How To Relate Climate Extremes To Climate Change. Is there a connection? Here's a clip from a story at theenergycollective.com:
Trenberth: "The answer to the oft-asked question of whether an event is caused by climate change is that it is the wrong question. All weather events are affected by climate change because the environment in which they occur is warmer and moister than it used to be….
The air is on average warmer and moister than it was prior to about 1970 and in turn has likely led to a 5–10 % effect on precipitation and storms that is greatly amplified in extremes. The warm moist air is readily advected onto land and caught up in weather systems as part of the hydrological cycle, where it contributes to more intense precipitation events that are widely observed to be occurring."
Graphic credit above: "Seasonal Jun-Jul-Aug 2010 sea surface temperature (SST) anomalies relative to 1951–70. Record high SSTs were recorded in the locations and at the times indicated with record flooding nearby."
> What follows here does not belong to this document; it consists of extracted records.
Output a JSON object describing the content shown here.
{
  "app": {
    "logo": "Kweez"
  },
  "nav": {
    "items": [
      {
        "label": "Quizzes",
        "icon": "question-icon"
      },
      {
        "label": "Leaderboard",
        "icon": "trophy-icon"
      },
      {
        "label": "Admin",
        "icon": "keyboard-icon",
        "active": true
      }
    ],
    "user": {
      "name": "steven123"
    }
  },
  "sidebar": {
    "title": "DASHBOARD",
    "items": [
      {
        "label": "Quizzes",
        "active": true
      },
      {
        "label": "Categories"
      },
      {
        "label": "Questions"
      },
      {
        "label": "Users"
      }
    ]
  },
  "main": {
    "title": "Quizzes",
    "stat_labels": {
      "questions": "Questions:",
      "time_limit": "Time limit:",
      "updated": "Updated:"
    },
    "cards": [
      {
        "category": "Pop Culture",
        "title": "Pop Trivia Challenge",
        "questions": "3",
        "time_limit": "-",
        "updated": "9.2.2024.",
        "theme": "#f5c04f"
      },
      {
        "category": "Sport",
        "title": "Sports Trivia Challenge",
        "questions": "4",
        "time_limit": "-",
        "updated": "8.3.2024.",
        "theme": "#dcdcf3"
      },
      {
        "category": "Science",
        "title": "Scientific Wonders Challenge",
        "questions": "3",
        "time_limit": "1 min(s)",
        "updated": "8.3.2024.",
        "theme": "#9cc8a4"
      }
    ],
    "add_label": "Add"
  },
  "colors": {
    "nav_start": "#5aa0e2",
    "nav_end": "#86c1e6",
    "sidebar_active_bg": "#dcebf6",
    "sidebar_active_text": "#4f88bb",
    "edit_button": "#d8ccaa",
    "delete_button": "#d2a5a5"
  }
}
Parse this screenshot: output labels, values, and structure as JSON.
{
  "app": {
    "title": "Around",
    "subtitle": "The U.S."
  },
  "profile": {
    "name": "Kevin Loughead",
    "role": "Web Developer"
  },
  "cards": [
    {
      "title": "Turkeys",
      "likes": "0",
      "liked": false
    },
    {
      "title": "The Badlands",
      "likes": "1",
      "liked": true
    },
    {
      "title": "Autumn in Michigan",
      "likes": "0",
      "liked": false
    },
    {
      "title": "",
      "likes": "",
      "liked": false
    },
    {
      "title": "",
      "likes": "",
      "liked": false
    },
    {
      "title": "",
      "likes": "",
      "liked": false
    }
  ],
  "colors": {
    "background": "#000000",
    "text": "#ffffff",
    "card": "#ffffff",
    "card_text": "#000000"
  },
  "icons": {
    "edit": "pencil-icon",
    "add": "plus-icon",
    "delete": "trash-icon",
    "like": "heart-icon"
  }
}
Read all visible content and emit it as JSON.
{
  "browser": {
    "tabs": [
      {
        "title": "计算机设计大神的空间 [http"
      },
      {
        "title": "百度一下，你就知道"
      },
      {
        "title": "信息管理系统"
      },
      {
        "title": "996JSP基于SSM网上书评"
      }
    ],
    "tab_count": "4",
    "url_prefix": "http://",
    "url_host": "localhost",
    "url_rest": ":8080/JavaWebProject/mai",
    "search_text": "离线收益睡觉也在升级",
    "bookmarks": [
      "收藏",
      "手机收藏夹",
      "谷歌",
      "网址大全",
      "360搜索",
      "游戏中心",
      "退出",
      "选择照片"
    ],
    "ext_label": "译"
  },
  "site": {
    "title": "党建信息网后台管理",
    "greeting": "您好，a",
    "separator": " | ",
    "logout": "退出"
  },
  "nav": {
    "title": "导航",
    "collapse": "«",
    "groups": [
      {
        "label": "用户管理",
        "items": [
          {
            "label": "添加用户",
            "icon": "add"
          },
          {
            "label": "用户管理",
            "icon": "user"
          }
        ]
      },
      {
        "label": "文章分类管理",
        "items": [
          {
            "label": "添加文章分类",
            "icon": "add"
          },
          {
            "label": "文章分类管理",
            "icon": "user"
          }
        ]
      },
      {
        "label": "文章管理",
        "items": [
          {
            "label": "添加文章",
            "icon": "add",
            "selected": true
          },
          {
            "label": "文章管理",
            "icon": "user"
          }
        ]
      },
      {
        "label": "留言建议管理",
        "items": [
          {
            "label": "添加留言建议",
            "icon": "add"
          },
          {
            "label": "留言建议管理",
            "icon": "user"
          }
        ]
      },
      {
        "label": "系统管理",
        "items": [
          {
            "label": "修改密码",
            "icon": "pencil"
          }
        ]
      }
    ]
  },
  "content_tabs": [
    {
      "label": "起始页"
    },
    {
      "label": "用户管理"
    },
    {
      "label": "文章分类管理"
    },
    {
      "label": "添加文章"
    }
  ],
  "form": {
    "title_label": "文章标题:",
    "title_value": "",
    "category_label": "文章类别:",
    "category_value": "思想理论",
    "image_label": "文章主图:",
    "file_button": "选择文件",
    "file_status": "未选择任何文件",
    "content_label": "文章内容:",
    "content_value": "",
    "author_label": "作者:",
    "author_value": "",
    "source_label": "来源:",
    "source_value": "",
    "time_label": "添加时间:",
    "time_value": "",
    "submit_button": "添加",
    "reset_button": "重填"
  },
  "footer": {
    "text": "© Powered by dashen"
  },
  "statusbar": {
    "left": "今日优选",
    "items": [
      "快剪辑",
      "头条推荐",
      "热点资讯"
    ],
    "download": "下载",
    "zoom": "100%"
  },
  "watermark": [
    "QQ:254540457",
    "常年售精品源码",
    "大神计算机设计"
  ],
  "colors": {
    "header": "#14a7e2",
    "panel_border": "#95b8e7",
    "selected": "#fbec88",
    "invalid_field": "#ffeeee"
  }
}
Undecided Voters Care About Global Warming, Report Finds. Here's an excerpt from Live Science: "Only about 7 percent of likely voters have not yet decided whether they will support Barack Obama or Mitt Romney in the 2012 election, a new national survey finds. But on the topic of climate change, at least, these undecideds look more like Obama supporters than Romney voters. Undecided voters are more likely than Romney voters to see climate change as an important issue, and their desire for government action approaches levels seen in Obama voters. What's more, undecideds are as likely as Obama supporters to believe that global warming is happening and that humans are causing it."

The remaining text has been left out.